I'm currently reading Lonesome Dove by Larry McMurtry. That sentence alone should give you insight into my emotional state. I've empathized and connected with the panoply of characters that inhabit this tome. This engaging, dynamic, completely enthralling piece of classic American literature.


To be clear: I'm not a fan of Westerns. Even during my decade working in film production, the Western genre was a blind spot in my filmic encyclopedia. I could name the greats, but not the hidden gems, not the little pockets of cinema that held beauty solely found in Westerns.


So here I am, many years later, totally lost in the town of Lonesome Dove, relating to the characters as they traverse the wild frontier, cattle driving. How am I, a Latina woman, never having worked the plains or ridden a horse or known the peace of a campfire on the plains of Nebraska...how am I connecting so deeply to a Western?

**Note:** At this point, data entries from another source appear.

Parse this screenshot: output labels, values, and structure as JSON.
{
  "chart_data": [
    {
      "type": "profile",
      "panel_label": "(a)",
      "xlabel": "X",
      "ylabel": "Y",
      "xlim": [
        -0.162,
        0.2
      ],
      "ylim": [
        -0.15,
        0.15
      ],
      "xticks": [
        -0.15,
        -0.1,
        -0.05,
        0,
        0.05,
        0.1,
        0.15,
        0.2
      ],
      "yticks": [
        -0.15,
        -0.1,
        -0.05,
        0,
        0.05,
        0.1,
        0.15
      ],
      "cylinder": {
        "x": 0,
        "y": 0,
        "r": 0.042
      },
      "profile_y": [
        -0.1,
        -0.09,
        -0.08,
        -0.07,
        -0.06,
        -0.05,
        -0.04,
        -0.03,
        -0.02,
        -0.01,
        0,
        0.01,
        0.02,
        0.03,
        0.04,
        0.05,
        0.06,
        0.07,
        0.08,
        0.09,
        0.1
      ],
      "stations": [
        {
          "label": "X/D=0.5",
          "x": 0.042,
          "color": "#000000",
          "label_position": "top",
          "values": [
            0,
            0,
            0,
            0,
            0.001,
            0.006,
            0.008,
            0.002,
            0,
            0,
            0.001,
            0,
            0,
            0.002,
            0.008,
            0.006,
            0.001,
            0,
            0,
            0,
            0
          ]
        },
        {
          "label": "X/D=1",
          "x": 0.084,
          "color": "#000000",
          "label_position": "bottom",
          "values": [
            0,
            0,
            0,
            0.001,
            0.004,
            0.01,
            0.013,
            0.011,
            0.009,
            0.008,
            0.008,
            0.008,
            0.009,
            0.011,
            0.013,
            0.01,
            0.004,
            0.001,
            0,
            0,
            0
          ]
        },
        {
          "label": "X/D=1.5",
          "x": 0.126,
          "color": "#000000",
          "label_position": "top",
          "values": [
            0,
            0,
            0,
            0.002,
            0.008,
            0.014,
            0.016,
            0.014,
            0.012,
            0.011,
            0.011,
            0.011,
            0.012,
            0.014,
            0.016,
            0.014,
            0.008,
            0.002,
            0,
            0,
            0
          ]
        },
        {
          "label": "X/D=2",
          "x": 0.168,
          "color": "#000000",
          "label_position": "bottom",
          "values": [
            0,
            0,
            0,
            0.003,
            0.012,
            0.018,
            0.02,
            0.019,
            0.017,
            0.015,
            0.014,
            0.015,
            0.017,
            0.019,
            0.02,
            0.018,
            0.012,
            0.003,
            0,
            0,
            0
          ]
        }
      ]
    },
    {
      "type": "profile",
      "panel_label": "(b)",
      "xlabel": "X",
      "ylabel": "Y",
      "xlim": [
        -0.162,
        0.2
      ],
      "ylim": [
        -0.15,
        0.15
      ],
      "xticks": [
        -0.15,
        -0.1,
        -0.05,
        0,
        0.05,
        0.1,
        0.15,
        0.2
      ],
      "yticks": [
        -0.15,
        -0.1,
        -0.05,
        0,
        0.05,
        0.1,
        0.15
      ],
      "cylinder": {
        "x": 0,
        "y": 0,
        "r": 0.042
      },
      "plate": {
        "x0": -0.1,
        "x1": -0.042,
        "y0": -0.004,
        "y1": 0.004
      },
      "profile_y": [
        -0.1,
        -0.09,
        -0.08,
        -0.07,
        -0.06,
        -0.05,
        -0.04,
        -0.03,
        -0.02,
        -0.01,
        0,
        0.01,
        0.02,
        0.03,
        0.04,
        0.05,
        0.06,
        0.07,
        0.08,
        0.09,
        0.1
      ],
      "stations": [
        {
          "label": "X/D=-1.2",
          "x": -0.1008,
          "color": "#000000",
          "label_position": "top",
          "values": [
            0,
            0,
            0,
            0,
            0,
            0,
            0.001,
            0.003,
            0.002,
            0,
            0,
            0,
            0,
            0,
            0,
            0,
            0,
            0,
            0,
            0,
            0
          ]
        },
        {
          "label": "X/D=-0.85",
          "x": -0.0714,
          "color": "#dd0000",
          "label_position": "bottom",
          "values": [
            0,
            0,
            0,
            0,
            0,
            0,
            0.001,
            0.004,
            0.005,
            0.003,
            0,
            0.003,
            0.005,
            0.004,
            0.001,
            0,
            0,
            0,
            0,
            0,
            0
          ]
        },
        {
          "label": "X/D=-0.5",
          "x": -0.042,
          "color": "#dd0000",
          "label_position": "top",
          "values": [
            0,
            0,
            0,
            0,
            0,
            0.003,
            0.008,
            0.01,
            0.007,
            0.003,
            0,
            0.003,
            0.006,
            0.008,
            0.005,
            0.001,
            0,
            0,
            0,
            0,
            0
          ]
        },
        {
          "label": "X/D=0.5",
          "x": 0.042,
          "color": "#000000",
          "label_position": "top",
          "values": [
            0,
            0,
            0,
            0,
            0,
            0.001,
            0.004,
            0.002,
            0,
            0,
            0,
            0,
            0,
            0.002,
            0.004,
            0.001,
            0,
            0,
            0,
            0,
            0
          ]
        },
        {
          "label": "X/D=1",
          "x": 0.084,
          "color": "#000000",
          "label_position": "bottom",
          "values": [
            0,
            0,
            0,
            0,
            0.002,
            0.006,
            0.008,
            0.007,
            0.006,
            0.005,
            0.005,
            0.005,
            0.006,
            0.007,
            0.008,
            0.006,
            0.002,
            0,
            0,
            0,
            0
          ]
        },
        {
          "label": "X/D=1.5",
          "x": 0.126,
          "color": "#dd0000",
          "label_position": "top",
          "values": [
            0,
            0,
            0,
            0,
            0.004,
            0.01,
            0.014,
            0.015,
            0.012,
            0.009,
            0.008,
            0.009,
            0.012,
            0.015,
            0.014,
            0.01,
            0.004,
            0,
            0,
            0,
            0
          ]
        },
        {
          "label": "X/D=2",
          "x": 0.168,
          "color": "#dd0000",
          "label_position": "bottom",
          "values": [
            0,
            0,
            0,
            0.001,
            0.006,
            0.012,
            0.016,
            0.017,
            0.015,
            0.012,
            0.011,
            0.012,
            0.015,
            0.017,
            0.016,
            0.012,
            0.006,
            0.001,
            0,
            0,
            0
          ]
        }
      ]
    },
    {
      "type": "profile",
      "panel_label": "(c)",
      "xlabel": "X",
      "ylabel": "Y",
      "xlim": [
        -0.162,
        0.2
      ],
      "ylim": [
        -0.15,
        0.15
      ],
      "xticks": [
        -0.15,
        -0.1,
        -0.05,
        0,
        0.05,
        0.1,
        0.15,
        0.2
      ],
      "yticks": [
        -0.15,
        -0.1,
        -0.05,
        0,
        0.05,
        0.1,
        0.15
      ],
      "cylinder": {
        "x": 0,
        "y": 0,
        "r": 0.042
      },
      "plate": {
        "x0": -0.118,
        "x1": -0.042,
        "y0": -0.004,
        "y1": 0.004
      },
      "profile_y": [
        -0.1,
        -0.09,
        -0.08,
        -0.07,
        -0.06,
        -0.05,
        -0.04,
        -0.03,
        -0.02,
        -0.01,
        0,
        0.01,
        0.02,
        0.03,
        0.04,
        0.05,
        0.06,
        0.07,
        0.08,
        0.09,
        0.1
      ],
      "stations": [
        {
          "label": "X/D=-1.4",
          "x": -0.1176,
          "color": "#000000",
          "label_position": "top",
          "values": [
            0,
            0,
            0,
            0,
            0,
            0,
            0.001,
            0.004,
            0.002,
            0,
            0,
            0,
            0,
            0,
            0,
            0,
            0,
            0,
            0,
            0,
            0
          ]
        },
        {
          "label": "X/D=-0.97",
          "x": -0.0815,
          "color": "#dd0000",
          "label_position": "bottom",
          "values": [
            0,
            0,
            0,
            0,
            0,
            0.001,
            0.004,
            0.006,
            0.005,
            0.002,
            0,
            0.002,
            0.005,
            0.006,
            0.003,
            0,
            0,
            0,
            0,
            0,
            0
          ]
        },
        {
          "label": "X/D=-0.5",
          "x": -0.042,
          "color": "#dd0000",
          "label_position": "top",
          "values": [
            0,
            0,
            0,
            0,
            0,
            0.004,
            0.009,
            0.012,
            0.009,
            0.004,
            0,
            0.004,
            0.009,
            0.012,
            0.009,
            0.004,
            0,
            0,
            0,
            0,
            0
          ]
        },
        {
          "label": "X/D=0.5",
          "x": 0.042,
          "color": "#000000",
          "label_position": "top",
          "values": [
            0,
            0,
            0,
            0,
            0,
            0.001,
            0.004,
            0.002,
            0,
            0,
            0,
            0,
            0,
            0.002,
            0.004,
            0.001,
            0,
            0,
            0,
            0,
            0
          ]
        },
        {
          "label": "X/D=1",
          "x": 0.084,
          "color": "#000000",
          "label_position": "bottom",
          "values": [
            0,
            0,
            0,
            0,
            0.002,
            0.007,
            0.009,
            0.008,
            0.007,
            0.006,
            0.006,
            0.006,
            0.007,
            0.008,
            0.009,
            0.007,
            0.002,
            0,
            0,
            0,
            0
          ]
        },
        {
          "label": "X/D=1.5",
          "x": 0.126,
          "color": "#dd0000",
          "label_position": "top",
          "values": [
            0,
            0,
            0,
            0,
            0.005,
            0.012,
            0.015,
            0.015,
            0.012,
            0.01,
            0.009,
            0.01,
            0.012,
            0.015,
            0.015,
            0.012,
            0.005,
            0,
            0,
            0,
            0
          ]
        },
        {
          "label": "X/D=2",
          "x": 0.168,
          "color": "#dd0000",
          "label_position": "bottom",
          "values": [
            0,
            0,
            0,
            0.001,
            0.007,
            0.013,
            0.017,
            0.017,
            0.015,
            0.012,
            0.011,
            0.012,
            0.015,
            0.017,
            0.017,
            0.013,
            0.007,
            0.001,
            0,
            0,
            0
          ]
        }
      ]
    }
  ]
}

It is the emotional orchestra that Larry McMurtry creates in the pages of the novel. By emotional orchestra, I mean the varying beats of the story. The varied characters, the honorable rangers who are dutiful in their work of catching bandits, murderers, and horse thieves, but the emotional grey space they inhabit when they are just being humans.


A cowboy who loves a woman from afar, that woman having survived her own spectrum of emotional trauma who suffered the bad luck of simply being a woman traveling the plains. The young man who would hope to win the pride and validation of a man he viewed as a father figure. The former ranger who had long fallen into disrepute reserving his pride for small glimmers of moments. Buffalo hunters whose barbarism knows no bounds, but others who hold undying loyalty. Sporting women and wives who run a farm in the absence of an ailing husband.


All of these characters who are three-dimensional provide leaps and bounds of emotional experiences. The comedy of errors of roping an ornery calf to the small task of crossing river turning deadly. Love stories meeting heroism meeting cowardice. Tales of men who don't recognize the simple pleasure of sitting on a porch to watch the sunset or men who want nothing more than to return home.


With Story, you want to offer varying emotional beats to your reader. Don't linger in the morose or the macabre for too long and don't shy away from the grave in order to skirt the surface with comedy that hinders connection. Instead, allow Story to reflect life. The ups and downs, the sighs of relief when realizing the danger has passed, the tightening of knuckles when danger approaches.


When Story mirrors life, with its major and minor chords, all of the sudden, we have an orchestra.